Figures are in line with expectations
Costain continues to build confidence with first half results
- Despite a 12% drop in first half revenue, the group’s pre-tax profits rose 17% as group shifts toward technology
- The shares dropped back 1.5% in early trading but the 8% dividend rise should keep investors content
- We continue to recommend Costain as a long-term ‘buy’ for a medium risk balanced portfolio
Construction group Costain reported a 12% drop in first half revenue today, but underlying pre-tax profits rose 17% to £21.4m. That was due to an improvement in profit margins as the company is turning more to technology to deliver its services. A third of its staff are now in technology or consultancy roles and the company plans to open an enlarged technology centre. Costain says that’s in response to an increasing demand for integrated technology-related services from its customers. The order book stands at £3.7bn, of which 90% is repeat business, and the interim dividend was raised 8%.
Some in the market were possibly hoping for better news today judging by the fact that the shares dropped back 1.5% in early trading, but these are solid figures and the rise in profit margins is positive for investors.

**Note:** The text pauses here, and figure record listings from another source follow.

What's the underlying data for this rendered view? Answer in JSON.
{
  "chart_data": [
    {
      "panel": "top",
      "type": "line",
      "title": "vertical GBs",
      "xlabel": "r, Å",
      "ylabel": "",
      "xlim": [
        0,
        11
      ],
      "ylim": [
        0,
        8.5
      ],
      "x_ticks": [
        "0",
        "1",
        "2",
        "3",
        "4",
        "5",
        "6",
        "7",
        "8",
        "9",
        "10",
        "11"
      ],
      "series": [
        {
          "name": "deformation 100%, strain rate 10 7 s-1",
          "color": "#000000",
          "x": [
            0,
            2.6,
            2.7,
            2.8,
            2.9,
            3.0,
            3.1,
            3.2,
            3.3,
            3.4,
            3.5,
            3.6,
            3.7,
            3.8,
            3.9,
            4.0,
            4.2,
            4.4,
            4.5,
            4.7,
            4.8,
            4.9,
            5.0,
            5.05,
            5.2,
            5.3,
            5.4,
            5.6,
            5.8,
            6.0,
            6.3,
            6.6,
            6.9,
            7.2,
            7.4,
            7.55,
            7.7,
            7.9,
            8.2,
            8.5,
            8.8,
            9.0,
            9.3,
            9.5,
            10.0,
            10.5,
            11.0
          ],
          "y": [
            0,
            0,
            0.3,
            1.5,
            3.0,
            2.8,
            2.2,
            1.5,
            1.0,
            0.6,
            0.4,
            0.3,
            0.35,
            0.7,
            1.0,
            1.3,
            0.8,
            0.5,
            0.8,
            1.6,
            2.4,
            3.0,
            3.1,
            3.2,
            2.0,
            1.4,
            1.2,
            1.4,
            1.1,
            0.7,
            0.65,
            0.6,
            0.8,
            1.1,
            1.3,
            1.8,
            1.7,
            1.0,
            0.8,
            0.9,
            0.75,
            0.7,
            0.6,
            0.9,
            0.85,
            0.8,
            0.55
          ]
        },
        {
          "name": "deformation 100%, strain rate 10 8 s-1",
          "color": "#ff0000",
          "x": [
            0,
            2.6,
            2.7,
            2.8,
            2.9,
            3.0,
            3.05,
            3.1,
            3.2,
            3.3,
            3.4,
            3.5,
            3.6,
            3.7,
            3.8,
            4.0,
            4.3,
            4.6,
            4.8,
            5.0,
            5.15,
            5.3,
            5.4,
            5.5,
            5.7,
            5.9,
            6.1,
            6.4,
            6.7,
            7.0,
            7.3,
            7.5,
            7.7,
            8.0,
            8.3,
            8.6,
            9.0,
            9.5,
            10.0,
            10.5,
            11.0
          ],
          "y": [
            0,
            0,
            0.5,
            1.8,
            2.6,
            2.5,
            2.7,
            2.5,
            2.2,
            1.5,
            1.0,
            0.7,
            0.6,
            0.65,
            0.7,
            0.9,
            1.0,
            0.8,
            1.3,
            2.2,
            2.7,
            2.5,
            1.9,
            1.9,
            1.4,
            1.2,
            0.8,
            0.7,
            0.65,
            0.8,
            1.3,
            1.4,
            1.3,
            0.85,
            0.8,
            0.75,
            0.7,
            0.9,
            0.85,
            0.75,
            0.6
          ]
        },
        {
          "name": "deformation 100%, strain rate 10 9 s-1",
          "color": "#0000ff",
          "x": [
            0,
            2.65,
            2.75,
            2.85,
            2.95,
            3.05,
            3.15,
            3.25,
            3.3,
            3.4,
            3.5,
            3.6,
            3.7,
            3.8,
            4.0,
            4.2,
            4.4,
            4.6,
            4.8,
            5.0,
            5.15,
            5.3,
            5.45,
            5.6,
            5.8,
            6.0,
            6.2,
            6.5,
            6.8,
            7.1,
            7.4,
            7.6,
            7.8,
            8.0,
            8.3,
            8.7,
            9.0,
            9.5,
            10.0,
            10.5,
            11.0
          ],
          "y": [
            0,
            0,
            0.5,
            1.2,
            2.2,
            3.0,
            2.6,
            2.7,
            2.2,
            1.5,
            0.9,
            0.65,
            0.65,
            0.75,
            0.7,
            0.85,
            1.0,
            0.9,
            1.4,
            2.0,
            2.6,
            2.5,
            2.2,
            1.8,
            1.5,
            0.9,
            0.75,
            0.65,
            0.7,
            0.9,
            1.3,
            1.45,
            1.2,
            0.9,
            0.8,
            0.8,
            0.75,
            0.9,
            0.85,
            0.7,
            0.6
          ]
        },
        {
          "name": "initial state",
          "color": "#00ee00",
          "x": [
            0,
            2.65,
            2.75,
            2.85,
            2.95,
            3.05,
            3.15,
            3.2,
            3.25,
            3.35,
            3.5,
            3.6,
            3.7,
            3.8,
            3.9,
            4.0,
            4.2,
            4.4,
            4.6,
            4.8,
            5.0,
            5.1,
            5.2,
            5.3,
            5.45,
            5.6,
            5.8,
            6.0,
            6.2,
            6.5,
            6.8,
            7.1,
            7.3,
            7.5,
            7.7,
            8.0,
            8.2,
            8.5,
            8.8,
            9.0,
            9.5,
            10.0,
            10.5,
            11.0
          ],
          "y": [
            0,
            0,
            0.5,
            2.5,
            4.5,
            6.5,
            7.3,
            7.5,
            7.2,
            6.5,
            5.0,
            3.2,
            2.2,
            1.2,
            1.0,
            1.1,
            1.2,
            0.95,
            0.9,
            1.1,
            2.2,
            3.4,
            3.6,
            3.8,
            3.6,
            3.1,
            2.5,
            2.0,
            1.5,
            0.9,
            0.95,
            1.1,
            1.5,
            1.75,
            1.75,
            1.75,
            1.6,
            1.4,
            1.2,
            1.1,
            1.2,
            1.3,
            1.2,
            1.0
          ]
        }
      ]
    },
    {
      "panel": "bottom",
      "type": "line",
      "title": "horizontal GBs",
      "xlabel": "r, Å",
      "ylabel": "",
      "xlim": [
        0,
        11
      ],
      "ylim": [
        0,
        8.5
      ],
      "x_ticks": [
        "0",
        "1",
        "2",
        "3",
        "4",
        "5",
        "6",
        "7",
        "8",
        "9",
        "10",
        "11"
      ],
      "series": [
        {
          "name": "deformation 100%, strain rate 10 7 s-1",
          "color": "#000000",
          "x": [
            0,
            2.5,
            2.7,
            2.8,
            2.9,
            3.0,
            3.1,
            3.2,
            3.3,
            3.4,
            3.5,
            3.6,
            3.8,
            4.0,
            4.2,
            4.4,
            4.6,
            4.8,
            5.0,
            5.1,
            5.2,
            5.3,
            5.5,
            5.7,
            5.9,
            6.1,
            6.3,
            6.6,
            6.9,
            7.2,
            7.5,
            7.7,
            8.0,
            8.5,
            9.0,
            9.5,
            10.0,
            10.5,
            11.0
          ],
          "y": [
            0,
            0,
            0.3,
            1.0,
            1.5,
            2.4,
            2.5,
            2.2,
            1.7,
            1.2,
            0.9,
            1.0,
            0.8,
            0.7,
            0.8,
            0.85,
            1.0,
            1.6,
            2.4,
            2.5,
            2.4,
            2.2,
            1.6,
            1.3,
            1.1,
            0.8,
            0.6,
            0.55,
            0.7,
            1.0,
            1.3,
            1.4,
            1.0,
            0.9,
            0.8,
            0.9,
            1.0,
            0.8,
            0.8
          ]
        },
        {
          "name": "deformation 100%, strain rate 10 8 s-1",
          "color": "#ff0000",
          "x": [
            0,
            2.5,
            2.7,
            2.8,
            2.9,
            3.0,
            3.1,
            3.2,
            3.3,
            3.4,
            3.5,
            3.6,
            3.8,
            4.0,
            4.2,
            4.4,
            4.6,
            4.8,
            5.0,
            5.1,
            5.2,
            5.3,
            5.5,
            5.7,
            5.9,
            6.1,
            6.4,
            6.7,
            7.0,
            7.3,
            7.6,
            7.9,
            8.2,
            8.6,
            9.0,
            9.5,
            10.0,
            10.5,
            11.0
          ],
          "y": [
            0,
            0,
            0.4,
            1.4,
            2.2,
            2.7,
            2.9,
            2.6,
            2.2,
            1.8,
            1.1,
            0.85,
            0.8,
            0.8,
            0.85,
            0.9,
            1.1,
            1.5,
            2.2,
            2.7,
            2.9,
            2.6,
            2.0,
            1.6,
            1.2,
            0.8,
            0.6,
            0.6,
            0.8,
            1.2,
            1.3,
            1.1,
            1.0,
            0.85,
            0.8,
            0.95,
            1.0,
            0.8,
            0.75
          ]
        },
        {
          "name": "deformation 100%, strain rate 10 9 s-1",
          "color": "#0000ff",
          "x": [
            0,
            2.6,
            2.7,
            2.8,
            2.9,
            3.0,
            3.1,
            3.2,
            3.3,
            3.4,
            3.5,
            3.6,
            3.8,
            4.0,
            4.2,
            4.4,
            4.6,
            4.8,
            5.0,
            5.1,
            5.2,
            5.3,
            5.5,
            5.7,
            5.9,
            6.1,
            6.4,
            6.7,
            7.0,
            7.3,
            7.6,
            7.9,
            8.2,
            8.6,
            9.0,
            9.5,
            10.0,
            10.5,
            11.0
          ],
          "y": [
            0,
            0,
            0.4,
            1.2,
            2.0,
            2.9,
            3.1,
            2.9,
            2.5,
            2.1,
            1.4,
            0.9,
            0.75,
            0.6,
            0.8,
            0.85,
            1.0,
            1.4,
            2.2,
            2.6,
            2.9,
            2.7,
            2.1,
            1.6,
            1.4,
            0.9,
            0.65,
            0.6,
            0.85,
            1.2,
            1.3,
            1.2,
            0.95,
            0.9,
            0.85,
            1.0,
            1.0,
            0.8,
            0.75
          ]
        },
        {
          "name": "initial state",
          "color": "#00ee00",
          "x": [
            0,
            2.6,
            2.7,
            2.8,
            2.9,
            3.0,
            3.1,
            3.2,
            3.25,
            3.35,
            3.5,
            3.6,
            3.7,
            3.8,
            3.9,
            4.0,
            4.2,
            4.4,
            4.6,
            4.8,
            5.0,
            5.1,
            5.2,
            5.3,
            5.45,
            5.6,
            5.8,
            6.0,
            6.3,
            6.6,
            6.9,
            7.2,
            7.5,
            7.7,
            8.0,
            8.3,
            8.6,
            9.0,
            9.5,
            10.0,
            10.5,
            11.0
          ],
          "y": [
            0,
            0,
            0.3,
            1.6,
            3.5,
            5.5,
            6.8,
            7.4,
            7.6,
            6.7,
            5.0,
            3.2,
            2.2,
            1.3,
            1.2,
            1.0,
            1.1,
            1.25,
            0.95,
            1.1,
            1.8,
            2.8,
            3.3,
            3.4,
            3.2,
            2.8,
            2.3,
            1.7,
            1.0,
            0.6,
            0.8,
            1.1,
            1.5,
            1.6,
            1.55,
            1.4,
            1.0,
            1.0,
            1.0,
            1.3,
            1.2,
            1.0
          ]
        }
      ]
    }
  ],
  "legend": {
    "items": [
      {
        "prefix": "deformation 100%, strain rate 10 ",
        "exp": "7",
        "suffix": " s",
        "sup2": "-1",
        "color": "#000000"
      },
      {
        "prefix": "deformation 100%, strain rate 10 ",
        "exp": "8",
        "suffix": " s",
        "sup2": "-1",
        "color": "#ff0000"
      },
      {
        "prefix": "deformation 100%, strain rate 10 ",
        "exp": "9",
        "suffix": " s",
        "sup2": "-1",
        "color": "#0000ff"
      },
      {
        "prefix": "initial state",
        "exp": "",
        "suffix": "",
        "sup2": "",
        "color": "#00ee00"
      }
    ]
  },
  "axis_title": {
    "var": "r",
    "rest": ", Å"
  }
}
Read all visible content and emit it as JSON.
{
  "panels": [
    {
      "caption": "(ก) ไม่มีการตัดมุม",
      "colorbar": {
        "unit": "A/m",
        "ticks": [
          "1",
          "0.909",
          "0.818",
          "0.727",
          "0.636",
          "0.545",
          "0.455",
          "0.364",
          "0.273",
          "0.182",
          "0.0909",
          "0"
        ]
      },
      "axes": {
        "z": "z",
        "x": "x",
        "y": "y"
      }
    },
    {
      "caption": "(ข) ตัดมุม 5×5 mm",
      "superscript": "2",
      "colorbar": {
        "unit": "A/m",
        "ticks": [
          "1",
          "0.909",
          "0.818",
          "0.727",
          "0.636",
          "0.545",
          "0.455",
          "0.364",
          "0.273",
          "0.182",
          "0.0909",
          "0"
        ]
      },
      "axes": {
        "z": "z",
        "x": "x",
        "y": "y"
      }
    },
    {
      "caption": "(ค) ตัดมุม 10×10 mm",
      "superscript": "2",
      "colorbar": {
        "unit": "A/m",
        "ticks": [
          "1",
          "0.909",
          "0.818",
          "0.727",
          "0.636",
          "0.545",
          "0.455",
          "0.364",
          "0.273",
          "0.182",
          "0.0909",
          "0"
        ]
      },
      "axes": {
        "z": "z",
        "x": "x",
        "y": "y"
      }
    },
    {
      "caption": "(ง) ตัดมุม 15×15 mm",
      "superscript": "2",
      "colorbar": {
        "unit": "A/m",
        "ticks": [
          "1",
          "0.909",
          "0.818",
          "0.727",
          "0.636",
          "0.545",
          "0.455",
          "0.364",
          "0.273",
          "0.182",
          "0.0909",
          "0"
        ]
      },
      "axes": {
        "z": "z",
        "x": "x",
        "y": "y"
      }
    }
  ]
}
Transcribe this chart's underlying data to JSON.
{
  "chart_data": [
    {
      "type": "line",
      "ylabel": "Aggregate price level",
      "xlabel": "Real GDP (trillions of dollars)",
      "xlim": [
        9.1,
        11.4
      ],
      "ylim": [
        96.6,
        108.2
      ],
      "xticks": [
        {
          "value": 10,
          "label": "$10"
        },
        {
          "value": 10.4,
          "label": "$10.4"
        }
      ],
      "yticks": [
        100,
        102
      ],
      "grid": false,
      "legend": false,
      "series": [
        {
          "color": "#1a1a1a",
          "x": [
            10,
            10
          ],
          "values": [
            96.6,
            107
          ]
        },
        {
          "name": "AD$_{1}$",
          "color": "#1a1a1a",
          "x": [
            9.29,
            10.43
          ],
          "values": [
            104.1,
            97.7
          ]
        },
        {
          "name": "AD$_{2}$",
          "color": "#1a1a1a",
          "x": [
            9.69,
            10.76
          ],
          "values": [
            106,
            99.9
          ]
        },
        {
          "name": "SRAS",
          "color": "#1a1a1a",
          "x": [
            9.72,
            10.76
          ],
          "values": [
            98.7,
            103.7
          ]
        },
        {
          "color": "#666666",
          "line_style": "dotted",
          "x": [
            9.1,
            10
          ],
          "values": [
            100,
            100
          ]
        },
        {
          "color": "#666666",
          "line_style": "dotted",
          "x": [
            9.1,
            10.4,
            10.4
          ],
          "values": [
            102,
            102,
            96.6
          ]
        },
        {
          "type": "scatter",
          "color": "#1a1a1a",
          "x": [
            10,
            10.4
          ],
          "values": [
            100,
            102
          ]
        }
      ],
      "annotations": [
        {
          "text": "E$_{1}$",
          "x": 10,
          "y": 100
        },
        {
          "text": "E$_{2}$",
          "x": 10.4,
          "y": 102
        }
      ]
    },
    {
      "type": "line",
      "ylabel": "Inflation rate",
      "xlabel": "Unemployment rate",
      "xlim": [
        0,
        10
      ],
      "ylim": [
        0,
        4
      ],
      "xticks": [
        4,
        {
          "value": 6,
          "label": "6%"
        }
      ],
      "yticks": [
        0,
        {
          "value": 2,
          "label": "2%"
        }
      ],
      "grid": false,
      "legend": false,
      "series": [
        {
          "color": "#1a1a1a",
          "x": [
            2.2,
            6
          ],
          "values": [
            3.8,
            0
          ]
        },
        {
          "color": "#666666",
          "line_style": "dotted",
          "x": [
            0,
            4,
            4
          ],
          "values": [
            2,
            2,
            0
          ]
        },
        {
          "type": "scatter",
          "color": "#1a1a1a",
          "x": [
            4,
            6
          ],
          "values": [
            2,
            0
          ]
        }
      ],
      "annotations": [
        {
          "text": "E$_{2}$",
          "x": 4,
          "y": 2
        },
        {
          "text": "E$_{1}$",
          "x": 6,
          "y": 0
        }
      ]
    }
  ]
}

The company says it is on track to deliver full year figures in line with expectations and has already secured £1.4bn of full-year revenue, which provides some reassurance for investors in uncertain times. There is a general consensus across both main political parties that the UK’s infrastructure requires improvement and Costain looks set to be a beneficiary of this in future years. We continue to recommend the shares as a long-term buy for a medium risk balanced portfolio.